En este escenario posthumano de clara inspiración surrealista, los movimientos de los cuales se intenta, con sentidos aguzados, los registros son los de la luz, de la sombra, de la lluvia y, ambiciosamente, del tiempo, sólo perceptible en su efecto consuntivo sobre las cosas (los verbos perderse y derramarse recurren con insistencia). Dicha observación minuciosa (heredera del asombro platónico) tiene lugar en un espacio liminal, de probable adyacencia a una dimensión transcendental, de la cual el yo percibiente parece resuelto a determinar la distancia de sí. En su famoso comentario a Hölderlin, Poéticamente habita el hombre, Heidegger afirma que el poetizar es una toma-de-medida, un medir la esencia de nuestro habitar en relación al cielo, a la divinidad. También en Mareshall, el poeta-observador se vale de puertas, muros, paredes, umbrales, cuerdas, y de varias imágenes de tránsito de un lado a otro, en el intento de calcular y renegociar la altura de lo divino (representado quizás por el movimiento incesante de las aves) sobre el horizonte de los mortales. Consciente de la eventualidad de que lo divino no sea más, en definitiva, que el silencio de la nada, el poeta se pregunta: “¿Acaso existe el mundo más allá / de la cuerda?” (p. 16). Por supuesto, es una pregunta milenaria. Si una respuesta (por fuerza provisional) existe, el poeta parece encontrarla postulando la inmanencia de lo trascendente, es decir, celebrando una realidad exigua, a punto de extinguirse, y sin embargo cuya definitiva extinción es constantemente diferida por pequeñas epifanías de lo sagrado, en una alternancia lumínica que recuerda los lienzos sublimes de Caravaggio, o bien—en los escorzos de la ciudad envuelta en la bruma, o espectralizada por la “semiluz” (35) del alba—el fantasmal blanco y negro de las películas noir de Fritz Lang o Jacques Tourneur.

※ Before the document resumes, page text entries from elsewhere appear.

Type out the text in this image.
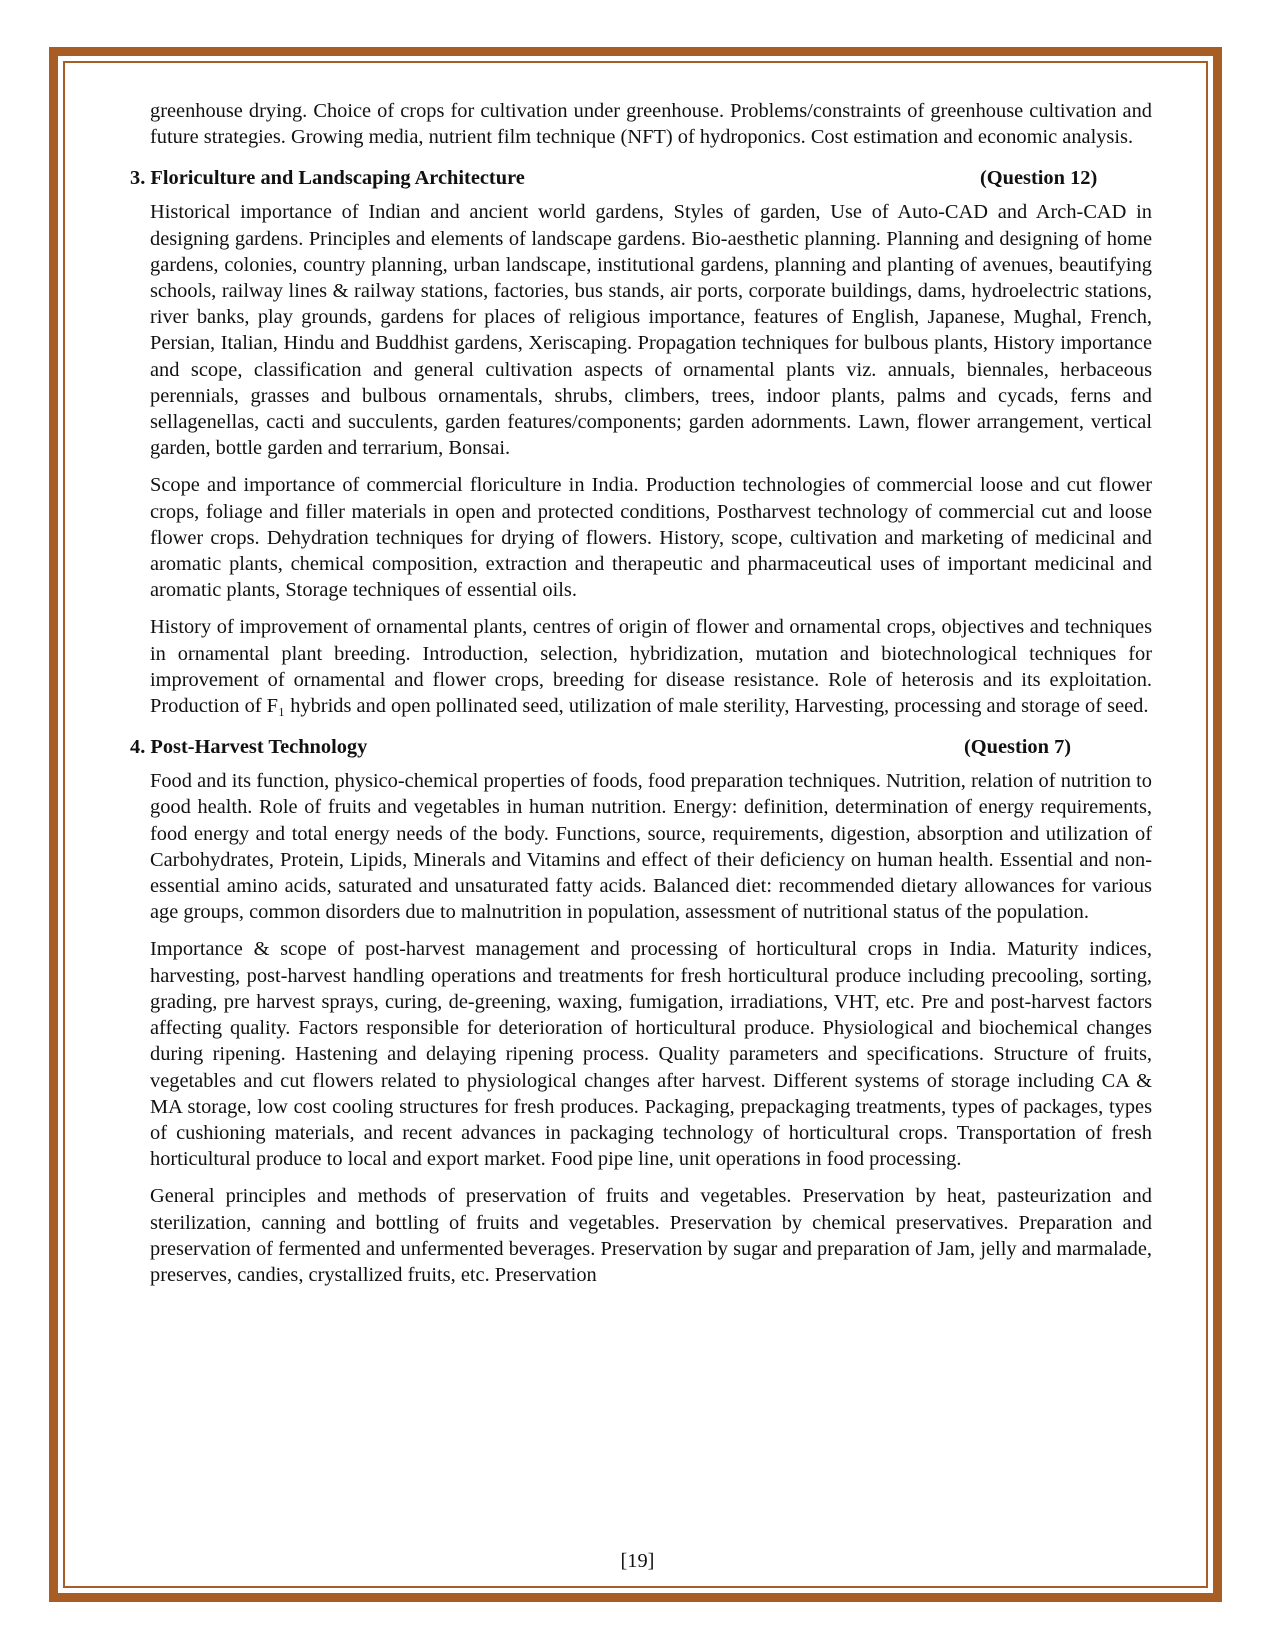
greenhouse drying. Choice of crops for cultivation under greenhouse. Problems/constraints of greenhouse cultivation and future strategies. Growing media, nutrient film technique (NFT) of hydroponics. Cost estimation and economic analysis.

3. Floriculture and Landscaping Architecture	(Question 12)

Historical importance of Indian and ancient world gardens, Styles of garden, Use of Auto-CAD and Arch-CAD in designing gardens. Principles and elements of landscape gardens. Bio-aesthetic planning. Planning and designing of home gardens, colonies, country planning, urban landscape, institutional gardens, planning and planting of avenues, beautifying schools, railway lines & railway stations, factories, bus stands, air ports, corporate buildings, dams, hydroelectric stations, river banks, play grounds, gardens for places of religious importance, features of English, Japanese, Mughal, French, Persian, Italian, Hindu and Buddhist gardens, Xeriscaping. Propagation techniques for bulbous plants, History importance and scope, classification and general cultivation aspects of ornamental plants viz. annuals, biennales, herbaceous perennials, grasses and bulbous ornamentals, shrubs, climbers, trees, indoor plants, palms and cycads, ferns and sellagenellas, cacti and succulents, garden features/components; garden adornments. Lawn, flower arrangement, vertical garden, bottle garden and terrarium, Bonsai.

Scope and importance of commercial floriculture in India. Production technologies of commercial loose and cut flower crops, foliage and filler materials in open and protected conditions, Postharvest technology of commercial cut and loose flower crops. Dehydration techniques for drying of flowers. History, scope, cultivation and marketing of medicinal and aromatic plants, chemical composition, extraction and therapeutic and pharmaceutical uses of important medicinal and aromatic plants, Storage techniques of essential oils.

History of improvement of ornamental plants, centres of origin of flower and ornamental crops, objectives and techniques in ornamental plant breeding. Introduction, selection, hybridization, mutation and biotechnological techniques for improvement of ornamental and flower crops, breeding for disease resistance. Role of heterosis and its exploitation. Production of F₁ hybrids and open pollinated seed, utilization of male sterility, Harvesting, processing and storage of seed.

4. Post-Harvest Technology	(Question 7)

Food and its function, physico-chemical properties of foods, food preparation techniques. Nutrition, relation of nutrition to good health. Role of fruits and vegetables in human nutrition. Energy: definition, determination of energy requirements, food energy and total energy needs of the body. Functions, source, requirements, digestion, absorption and utilization of Carbohydrates, Protein, Lipids, Minerals and Vitamins and effect of their deficiency on human health. Essential and non-essential amino acids, saturated and unsaturated fatty acids. Balanced diet: recommended dietary allowances for various age groups, common disorders due to malnutrition in population, assessment of nutritional status of the population.

Importance & scope of post-harvest management and processing of horticultural crops in India. Maturity indices, harvesting, post-harvest handling operations and treatments for fresh horticultural produce including precooling, sorting, grading, pre harvest sprays, curing, de-greening, waxing, fumigation, irradiations, VHT, etc. Pre and post-harvest factors affecting quality. Factors responsible for deterioration of horticultural produce. Physiological and biochemical changes during ripening. Hastening and delaying ripening process. Quality parameters and specifications. Structure of fruits, vegetables and cut flowers related to physiological changes after harvest. Different systems of storage including CA & MA storage, low cost cooling structures for fresh produces. Packaging, prepackaging treatments, types of packages, types of cushioning materials, and recent advances in packaging technology of horticultural crops. Transportation of fresh horticultural produce to local and export market. Food pipe line, unit operations in food processing.

General principles and methods of preservation of fruits and vegetables. Preservation by heat, pasteurization and sterilization, canning and bottling of fruits and vegetables. Preservation by chemical preservatives. Preparation and preservation of fermented and unfermented beverages. Preservation by sugar and preparation of Jam, jelly and marmalade, preserves, candies, crystallized fruits, etc. Preservation

[19]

En fin, tras “los adjetivos mesurados” y el “tono sereno” de Mareshall (como bien dice Renato Martínez en su bella introducción al poemario), en la alternancia de una actitud de humilde asombro por los pequeños milagros cotidianos con el melancólico lamento por las cosas perdidas, no es difícil detectar una verdadera pasión por el infinito; aquel infinito que incesantementecamina a nuestro lado, revelándose rara y fugazmente a través de microscópicas torsiones en la superficie de las cosas. Aprender a captar sus señas requiere muchísima paciencia y atención. Sobre todo, requiere la convicción indisputable que el poder alquímico de la poesía puede servir como líquido de contraste capaz de iluminar, aunque sólo por un instante, el significado de nuestro paso sobre esta tierra.